I commented in another thread that the science of economics is changing beneath our feet. The subject article provides some examples of things that will almost certainly change.
The Broken Window Fallacy, as a warning to think clearly about events that affect the economy, will likely last forever. However, the idea that “Resources in an economy are scarce” probably will not. The reason is that scarcity as envisioned here is a hopelessly esoteric concept.
To illustrate, it may be true that a society sometimes wants more resources than it has, but it is also true that technology and process improvement have the almost unlimited ability to extend the available stock of resources. The concept of abundance is at least as fundamental and significant in this respect as the concept of scarcity.

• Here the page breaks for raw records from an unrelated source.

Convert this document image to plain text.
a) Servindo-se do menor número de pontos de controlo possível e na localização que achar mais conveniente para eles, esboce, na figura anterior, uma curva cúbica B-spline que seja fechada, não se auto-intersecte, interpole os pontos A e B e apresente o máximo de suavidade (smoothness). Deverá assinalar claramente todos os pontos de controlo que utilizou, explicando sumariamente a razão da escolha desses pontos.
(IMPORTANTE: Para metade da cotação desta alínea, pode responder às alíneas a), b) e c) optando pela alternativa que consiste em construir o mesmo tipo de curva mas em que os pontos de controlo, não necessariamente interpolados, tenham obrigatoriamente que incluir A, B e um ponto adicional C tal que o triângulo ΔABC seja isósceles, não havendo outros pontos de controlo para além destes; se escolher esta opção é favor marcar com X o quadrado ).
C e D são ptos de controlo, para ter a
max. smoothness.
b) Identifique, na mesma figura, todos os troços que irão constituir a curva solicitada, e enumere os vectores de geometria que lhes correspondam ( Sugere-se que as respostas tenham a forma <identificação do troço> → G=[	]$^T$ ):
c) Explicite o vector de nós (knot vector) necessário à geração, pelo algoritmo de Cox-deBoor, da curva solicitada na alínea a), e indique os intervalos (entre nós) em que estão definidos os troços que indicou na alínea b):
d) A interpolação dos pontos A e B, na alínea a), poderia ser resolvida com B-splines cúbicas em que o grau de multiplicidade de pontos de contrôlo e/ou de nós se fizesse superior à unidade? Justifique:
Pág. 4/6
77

Similarly, the idea that “both parties benefit” from voluntary exchange is certainly true, but it is also true that some voluntary exchanges harm one or both parties or even society. For example, a drunk who buys alcohol may be said to benefit because that is what he wanted, but if he misses a day of work due to hangover, his quantum of production is lost.
Again, the principle of comparative advantage explains why free trade in international markets can be desirable, but it is not very helpful to know that something can be good when it also can be bad. Free trade does not necessarily lead to an increase of currency in the national account, nor to full employment.
It is certainly true that “There ain’t no such thing as a free lunch.” But the reasons for that arise from the laws of physics, especially the law of entropy.